VIAGGIATORI – I GIORNI 1972 – PARTE 19

VIAGGIATORI – I GIORNI 1972 – PARTE 19.

L’avevo conosciuta ad Assisi, qualche anno prima. Adesso mi passava davanti, qui, a Ponza. Gridai il suo nome, incerto, ritraendo un po’ il viso vigliacco, nel caso avessi sbagliato. No, proprio lei. Un po’ fredda, frettolosa di concludere il nostro incontro.
“Ci vediamo”. Così generico da fare male.
Il nostro amore, solo due giorni. Due giorni di qualche anno prima.
Salutai e tornai al muretto. Io, che non torno indietro, forse per paura, lo avrei voluto adesso. Due giorni, così pochi!
Questi pensieri, costanti. Al bar, il solito, i soliti personaggi. Quelli della sera prima. Uguale gioco, un dubbio irrisolto, tuttora. Allegria di marinai napoletani a bisboccia. Stupide discussioni, guardando la gente passare. Abbaiare di cani, segno – così ci dicono – dell’eclisse.

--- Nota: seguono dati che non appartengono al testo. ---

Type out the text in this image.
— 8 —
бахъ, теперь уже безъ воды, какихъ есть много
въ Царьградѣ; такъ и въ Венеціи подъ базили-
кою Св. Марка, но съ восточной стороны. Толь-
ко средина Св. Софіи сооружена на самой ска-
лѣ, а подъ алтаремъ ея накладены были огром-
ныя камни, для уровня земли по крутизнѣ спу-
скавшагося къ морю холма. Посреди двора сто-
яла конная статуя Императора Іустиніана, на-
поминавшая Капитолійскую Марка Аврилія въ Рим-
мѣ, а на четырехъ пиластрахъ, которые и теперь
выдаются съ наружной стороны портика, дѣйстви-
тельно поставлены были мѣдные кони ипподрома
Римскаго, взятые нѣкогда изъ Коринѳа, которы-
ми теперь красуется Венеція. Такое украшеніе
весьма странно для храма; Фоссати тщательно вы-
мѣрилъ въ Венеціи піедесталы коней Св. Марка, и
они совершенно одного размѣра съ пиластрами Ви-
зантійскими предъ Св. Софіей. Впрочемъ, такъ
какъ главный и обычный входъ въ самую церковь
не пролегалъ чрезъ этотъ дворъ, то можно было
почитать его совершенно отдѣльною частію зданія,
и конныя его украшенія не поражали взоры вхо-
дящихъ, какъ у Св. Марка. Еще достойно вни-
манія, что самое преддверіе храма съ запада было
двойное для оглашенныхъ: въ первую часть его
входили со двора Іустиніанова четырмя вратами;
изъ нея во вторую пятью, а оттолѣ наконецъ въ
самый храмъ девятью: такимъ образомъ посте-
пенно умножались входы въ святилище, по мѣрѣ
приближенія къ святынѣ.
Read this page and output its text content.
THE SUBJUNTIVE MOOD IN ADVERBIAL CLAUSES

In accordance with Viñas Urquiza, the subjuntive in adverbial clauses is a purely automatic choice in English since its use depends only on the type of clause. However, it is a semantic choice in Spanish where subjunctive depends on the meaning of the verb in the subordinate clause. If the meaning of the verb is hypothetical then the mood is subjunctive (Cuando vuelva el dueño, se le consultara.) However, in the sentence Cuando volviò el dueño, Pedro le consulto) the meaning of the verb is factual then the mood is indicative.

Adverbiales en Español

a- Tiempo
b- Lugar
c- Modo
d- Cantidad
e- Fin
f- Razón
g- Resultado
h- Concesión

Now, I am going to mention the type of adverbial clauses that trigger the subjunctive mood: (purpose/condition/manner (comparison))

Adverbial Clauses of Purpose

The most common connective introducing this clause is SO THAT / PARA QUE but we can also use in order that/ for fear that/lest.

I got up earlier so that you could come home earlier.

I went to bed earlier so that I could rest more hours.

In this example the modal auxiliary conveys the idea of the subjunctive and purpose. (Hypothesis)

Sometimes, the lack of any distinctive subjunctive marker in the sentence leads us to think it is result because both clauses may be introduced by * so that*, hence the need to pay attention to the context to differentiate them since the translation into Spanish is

Non ci interessava! La giornata con la sua escursione fatta a piei era stata faticosa. La luna, poi, da dove stavamo, era invisibile. Quasi mezzanotte. Un’altra giornata era andata via. Bisognava tirare le somme. All’indomani avremmo fatto ritorno a casa. Così, stanchi e mogi, ci avviammo verso il nostro rifugio ponzese.
Fuori, a prendere il fresco i nostri amici dell’albergo.battute spiritose. Risate. Controbattute. Quasi un’ora di spettacolo gratuito. I miei pensieri, altrove. La mia mente un po’ sconvolta. Dei napoletani si parla dappertutto. Anche a Ponza.
Anche ad Assisi, quell’anno. Napoletani furbi e un tantino cialtroni e, in nostro onore, simpatici. Aneddoti divertenti e letterari.
Ricordo una donna, lassù, fra le altre, sulla loggia dell’albergo, dolce e simpatica, attraente eterea come se vivesse in una soffice nuvola.
La sorellina giocava con i gatti e con i cani, non più nemici, accarezzandoli come si trattasse di noi, guardandoci con quegli occhi neri e sorridendo, cercando quella carezza che né cani né gatti avrebbero potuto farle mai.
“Bella, la signora” non appena fummo in camera, il mio amico. E, sbadigliando, lo andava ripetendo. Sotto le lenzuola a cercare il silenzio.
Scoprire di trascorrere le vacanze nello stesso posto, pretesto per iniziare. Un’amica occasionale ci presentò. Andammo insieme agli altri del mio gruppo, fino a Perugia, in pullman, da Assisi. Al ritorno eravamo già più che amici.
Un ritrovarsi voluto nella sera. Un localino di campagna dove ti cucinano, a poco prezzo, quaglie e spiedini, tutto sui carboni ardenti. Con un fumo ed un vino che dà alla testa, lentamente. L’ambiente, goliardico.
All’uscita, sottobraccio, l’aria fresca ci invitava a tenerci più stretti. Abbracciati, lungo la strada, a barcollare e a saltare. La strada sgombra e noi seduti a terra, poi distesi. Ora sui bordi dei canali, ora aggrappati ad un segnale stradale. E la luna, su.
Era dicembre. Faceva un freddo! L’estate prima, lei ed io, eravamo stati a Procida in vacanza, ma non ci eravamo mai incontrati.
Scrivere una lettera: esitare alla ricerca di una form. Scrivere qualcosa. Strappare. Tanti pezzi nel cestino. Con gli occhi nel vuoto, al buio interiore.
“ Mai una volta sincero, anche stavolta non riesco a capacitarmi quanto debba essere insincero verso di te, e cattivo anche. Sei stata una buona esperienza per me; soltanto una buona esperienza, non provo altro e per questo ne soffro, – come – forse tu non puoi neanche pensarlo. Sei stata l’unica con cui sono stata insieme e bene per quel poco di tempo che ci concedeva il convegno, ma non ho provato niente di quello che chiamano amore. Per me eri un’amica e tale sei.
Ti ho scritto, tante lettere, tante bugie, sarai stata ogni volta felice di ricevere la mia lettera, di leggerla, ma dentro era tutto falso, falso, falso e così oggi sono così…così… E’ vero, mai sono stato sincero con te, ma forse mai sono stato sincero con alcuno, neanche con me stesso. Ricordi quella notte, ad Assisi?….”.